A viver uma difícil situação financeira e tendo de gastar bastante dinheiro na indemnização para despedir Sampaoli, a Federação Argentina (AFA) deu o banco da equipa a Lionel Scaloni, opção barata que já estava nos quadros da entidade. Sem experiência como técnico principal, o ex-internacional que defendera a camisola dos aí bicampeões do mundo em sete ocasiões assumiu, sem grande alarido, a tarefa, numa escolha até criticada por Maradona.

Pouco a pouco, Scaloni foi construindo um grupo com novos jogadores. A Copa América 2019, em que a Argentina foi eliminada nas meias-finais num equilibrado duelo contra o Brasil, deu alguma esperança para o futuro, ao mesmo tempo que Messi se integrava no plantel que foi formado, numa fase inicial, sem presença de Leo.

O triunfo na Copa América 2021, na final no Maracanã contra o Brasil, evidenciou, definitivamente, que o caminho era o correto. A vitória no Mundial 2022, terminando com o jejum que durava desde 1986 e dando uma terceira estrela à Argentina, coloca Scaloni no panteão onde estão técnicos como Menotti, ganhador em 1978, e Bilardo, campeão em 1986.

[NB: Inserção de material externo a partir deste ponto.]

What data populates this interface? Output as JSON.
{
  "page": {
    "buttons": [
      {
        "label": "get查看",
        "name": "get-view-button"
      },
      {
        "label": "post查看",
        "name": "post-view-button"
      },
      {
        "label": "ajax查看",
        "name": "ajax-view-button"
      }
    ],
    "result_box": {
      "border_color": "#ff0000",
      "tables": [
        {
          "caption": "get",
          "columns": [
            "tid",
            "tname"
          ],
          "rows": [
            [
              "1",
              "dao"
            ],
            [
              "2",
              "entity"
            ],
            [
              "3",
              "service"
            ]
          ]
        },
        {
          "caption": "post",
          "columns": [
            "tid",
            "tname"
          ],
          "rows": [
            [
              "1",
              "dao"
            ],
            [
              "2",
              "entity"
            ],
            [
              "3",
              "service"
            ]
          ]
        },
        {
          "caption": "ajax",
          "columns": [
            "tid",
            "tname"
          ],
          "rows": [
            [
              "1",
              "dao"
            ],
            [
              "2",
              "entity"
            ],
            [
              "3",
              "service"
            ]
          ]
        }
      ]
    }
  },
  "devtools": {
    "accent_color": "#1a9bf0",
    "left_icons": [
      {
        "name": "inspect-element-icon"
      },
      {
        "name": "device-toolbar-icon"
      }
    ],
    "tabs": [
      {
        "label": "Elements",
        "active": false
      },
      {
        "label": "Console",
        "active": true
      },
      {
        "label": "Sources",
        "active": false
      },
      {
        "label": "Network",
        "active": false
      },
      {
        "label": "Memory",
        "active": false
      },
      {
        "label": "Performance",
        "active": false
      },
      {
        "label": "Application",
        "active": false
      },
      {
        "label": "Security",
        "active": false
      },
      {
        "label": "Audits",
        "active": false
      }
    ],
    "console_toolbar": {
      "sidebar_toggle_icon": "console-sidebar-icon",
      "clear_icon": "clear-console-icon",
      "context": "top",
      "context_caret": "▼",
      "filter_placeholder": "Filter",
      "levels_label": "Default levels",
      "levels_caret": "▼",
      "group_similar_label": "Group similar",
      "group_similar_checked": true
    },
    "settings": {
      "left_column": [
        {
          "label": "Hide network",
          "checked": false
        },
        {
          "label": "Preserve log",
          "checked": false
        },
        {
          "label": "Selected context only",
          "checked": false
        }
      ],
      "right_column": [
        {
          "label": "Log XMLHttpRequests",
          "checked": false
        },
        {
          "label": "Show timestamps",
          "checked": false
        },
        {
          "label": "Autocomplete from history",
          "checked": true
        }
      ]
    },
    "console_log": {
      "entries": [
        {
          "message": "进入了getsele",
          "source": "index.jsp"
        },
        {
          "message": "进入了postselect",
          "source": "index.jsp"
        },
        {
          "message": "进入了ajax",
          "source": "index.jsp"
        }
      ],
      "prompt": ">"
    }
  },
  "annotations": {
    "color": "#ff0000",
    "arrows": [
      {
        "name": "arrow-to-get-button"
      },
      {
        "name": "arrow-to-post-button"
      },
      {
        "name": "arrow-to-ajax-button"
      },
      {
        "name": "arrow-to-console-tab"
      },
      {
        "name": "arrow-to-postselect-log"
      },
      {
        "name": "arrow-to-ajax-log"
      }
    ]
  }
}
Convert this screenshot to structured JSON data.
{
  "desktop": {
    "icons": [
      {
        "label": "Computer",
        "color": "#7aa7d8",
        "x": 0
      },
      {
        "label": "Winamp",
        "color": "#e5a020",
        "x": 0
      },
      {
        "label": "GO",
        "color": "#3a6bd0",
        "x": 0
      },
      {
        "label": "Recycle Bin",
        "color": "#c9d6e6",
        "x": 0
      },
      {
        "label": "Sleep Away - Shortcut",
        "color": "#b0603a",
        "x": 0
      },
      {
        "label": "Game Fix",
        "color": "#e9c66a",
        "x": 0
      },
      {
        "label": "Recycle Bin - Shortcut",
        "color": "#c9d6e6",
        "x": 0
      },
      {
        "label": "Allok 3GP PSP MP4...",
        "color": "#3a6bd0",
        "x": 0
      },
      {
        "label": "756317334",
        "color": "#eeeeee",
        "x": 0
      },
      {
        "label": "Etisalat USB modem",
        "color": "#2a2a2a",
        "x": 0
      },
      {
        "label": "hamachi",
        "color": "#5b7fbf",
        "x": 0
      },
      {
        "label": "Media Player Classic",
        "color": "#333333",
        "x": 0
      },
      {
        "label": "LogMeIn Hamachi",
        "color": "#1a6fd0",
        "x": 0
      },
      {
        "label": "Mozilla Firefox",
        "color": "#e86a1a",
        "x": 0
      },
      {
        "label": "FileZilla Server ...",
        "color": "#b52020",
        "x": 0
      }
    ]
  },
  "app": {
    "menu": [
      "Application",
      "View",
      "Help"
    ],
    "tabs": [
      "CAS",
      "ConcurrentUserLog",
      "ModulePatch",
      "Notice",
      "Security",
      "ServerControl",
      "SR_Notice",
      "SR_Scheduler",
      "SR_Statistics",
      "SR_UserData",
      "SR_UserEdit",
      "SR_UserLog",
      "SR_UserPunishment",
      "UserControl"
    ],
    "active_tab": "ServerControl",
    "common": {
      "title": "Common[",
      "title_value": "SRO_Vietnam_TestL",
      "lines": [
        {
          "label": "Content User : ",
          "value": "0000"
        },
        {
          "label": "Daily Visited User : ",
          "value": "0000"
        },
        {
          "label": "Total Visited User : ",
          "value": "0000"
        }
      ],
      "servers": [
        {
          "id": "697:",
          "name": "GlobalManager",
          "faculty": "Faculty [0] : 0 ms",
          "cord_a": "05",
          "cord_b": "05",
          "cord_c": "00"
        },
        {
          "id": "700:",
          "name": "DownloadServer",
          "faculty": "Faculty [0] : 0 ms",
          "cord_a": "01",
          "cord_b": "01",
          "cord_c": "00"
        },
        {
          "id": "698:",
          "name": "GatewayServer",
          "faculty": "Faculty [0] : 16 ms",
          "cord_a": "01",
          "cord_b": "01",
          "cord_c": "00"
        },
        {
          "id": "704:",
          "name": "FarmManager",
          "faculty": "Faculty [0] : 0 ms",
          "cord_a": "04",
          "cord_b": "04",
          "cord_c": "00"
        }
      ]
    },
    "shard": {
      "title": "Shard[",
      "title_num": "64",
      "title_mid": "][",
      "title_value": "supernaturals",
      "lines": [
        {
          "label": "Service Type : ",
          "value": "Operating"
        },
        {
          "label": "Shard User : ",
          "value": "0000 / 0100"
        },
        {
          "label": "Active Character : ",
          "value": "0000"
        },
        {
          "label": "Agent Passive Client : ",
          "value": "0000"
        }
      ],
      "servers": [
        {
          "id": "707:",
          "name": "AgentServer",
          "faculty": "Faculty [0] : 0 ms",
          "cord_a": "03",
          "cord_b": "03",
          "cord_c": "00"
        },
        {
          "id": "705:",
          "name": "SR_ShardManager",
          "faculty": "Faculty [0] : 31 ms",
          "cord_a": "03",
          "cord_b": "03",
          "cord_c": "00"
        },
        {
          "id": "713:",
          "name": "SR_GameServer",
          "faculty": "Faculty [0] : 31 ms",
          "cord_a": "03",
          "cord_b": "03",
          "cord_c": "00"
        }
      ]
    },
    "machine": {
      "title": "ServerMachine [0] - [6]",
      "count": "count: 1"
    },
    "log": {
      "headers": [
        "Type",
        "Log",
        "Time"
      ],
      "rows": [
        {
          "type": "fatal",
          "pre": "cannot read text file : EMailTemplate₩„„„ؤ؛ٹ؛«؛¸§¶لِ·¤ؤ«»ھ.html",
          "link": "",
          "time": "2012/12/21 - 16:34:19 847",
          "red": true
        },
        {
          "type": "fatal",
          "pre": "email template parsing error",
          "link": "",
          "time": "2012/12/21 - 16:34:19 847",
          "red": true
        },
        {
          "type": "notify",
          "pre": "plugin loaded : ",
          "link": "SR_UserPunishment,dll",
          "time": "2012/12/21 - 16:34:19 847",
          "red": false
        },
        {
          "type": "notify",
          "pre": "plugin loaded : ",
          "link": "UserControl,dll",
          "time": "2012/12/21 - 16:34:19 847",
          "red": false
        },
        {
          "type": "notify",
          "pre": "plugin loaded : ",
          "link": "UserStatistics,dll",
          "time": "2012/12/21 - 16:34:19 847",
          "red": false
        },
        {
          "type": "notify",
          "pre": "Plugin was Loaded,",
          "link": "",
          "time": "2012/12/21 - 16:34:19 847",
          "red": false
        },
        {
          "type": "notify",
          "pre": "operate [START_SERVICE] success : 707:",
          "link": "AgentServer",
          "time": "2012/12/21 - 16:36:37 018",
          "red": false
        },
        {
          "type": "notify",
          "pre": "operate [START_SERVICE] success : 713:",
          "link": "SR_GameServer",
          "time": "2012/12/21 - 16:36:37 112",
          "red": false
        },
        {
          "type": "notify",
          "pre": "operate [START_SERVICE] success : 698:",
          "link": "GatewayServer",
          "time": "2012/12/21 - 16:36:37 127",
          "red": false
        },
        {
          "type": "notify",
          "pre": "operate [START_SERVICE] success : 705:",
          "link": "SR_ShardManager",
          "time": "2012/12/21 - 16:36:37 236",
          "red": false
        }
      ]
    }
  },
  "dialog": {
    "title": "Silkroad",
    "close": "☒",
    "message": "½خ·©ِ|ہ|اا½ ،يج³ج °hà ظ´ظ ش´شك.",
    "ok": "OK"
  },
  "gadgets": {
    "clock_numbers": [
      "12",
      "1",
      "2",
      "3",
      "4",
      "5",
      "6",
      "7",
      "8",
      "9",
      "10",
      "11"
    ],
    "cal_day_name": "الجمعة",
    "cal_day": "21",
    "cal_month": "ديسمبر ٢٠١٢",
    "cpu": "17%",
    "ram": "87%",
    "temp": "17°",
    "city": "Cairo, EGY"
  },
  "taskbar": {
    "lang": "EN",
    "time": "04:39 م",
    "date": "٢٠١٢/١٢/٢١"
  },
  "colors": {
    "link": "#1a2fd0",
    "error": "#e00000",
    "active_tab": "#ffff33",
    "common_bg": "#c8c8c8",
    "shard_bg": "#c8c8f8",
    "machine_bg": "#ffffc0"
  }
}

Depois do emocionante triunfo contra a França, Scaloni sublinhou ser “um momento para desfrutar”, sobretudo “para os adeptos”, e realçou a capacidade que a sua equipa teve para dar a volta a diversas contrariedades. “Os jogadores reagiram, é tudo mérito deles. Estar no topo é algo incrível”.

Numa pequena entrevista ainda no relvado, com o filho ao colo e sem esconder as lágrimas, o técnico falou, emocionado, das pessoas a quem queria dedicar a conquista: “Se o meu pai está a ver, e creio que sim… e a minha mãe… eles deram-me uma forma de entender, de nunca baixar os braços, de não ir contra ninguém e olhar sempre em frente. Hoje deu frutos, desfrutar é o mais importante, mas é importante que as pessoas percebam que, sendo eu ou outro treinador, a intenção é sempre fazer as coisas bem”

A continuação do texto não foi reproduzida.